Congresswoman Judy Biggert was another representative that I contacted to determine her stance on Network Neutrality. Unfortunately, like most Republicans, she does not support Network Neutrality. Here's her (faulty) reasoning:
For instance, the Markey Amendment could prevent network operators from giving priority to Internet traffic from a patient's heart monitor over traffic delivering a music download. It also could prevent network operators from charging higher prices for those requiring premium services, like greater reliability. By comparison, it costs significantly more to send a letter by Express Mail than it does to send it First Class, but no one argues that the U.S. Postal Service is "discriminating" against First Class mailers or treating them "unfairly." If anything, those paying more for Express Mail are actually helping to keep the cost of mailing a letter First Class
What a heaping pile of dung. She almost makes it sound like taxing "faster" lanes on the internet will help us all (who the hell uses internet-based heart monitors that require a latency less than a few microseconds?). I also hate it when people try to relate moving physical goods in the real world to transferring network traffic over the internet. The two have absolutely NOTHING in common.

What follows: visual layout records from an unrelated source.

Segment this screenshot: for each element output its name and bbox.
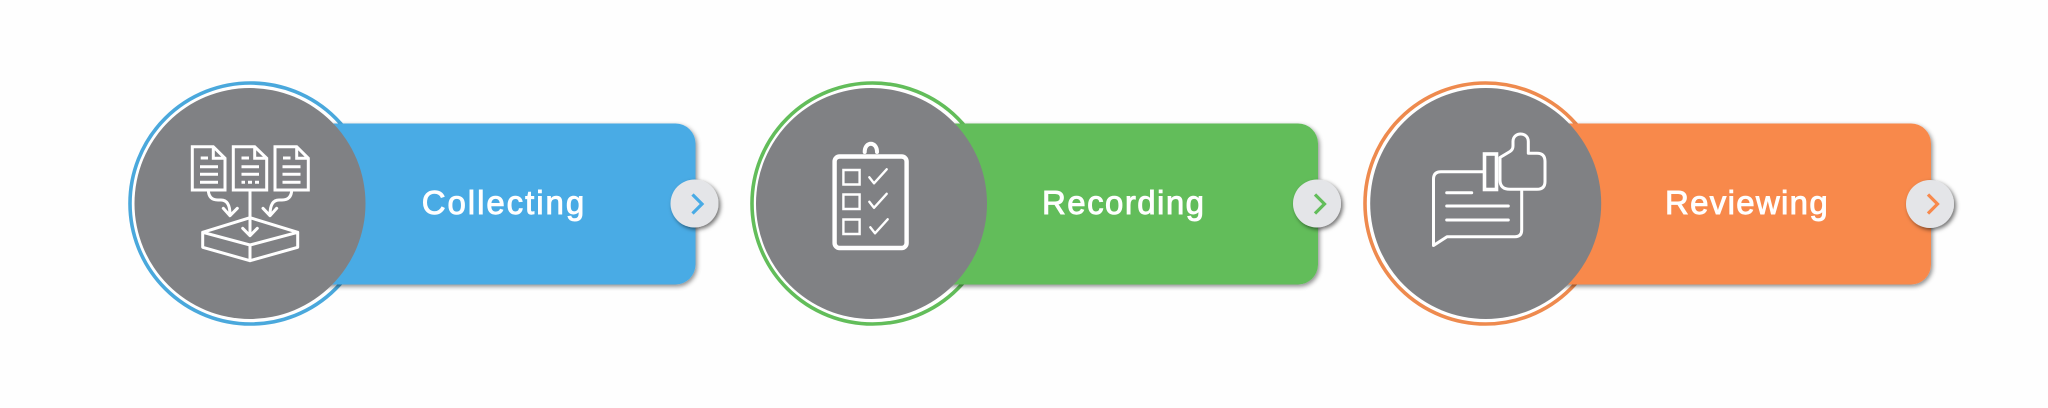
blue label bar (300, 124, 696, 284)
label: Reviewing: Reviewing (1665, 184, 1828, 221)
gray icon circle: collecting (134, 88, 366, 319)
outer ring: reviewing (1365, 83, 1606, 324)
panel: recording (752, 83, 1341, 324)
arrow button: reviewing (1906, 180, 1954, 228)
label: Recording: Recording (1042, 184, 1204, 221)
icon: clipboard checklist (835, 144, 907, 248)
gray icon circle: recording (756, 88, 987, 319)
orange label bar (1535, 124, 1931, 284)
icon: documents into box (192, 147, 308, 261)
outer ring: collecting (130, 83, 371, 324)
arrow button: recording (1293, 180, 1341, 228)
arrow button: collecting (670, 180, 718, 228)
panel: reviewing (1365, 83, 1954, 324)
panel: collecting (130, 83, 718, 324)
label: Collecting: Collecting (422, 184, 584, 221)
green label bar (920, 124, 1318, 284)
gray icon circle: reviewing (1370, 88, 1601, 319)
outer ring: recording (752, 83, 993, 324)
icon: speech bubble with thumbs up (1434, 134, 1545, 246)
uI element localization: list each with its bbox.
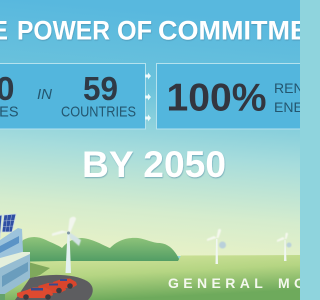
title: POWER [17, 16, 110, 46]
sky background [0, 0, 300, 256]
cars [17, 278, 77, 300]
icon: middle wind turbine [207, 229, 226, 264]
title [0, 16, 308, 46]
upper floor [0, 228, 23, 264]
icon: small wind turbine [277, 233, 292, 261]
road [15, 275, 93, 300]
title: OF [117, 16, 152, 46]
hills [15, 237, 180, 263]
ground [0, 255, 300, 300]
number: countries: 59 [83, 70, 118, 107]
car: rear [53, 278, 77, 289]
lower floor [0, 254, 30, 297]
building [0, 228, 30, 300]
heading: by 2050: BY 2050 [82, 144, 226, 185]
building shadow [28, 262, 50, 279]
word: in: IN [37, 86, 52, 103]
number: 100 percent: 100% [166, 76, 266, 120]
panel: companies and countries [0, 64, 146, 129]
logo text: general motors: GENERAL [168, 275, 267, 291]
icon: large wind turbine [52, 217, 81, 273]
icon: solar panels [0, 214, 16, 238]
label: countries: COUNTRIES [61, 104, 136, 120]
car: middle [38, 282, 66, 293]
car: front [17, 288, 53, 300]
panel: renewable energy [156, 64, 306, 129]
arrows between panels [145, 72, 151, 122]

The telecoms are really fighting against Network Neutrality; they say that it's necessary to cover the costs of building out their networks. More crap!
The industry has already had subsidies and tax breaks, enacted during the Telecommunications Act of 1996, which garnered them billions of dollars that they have pocketed in the form of profits and which never got used for the original purpose of the legislation: building out their network. Now they are asking for more money - would anyone care to guess where you think all of their additional profit will end up?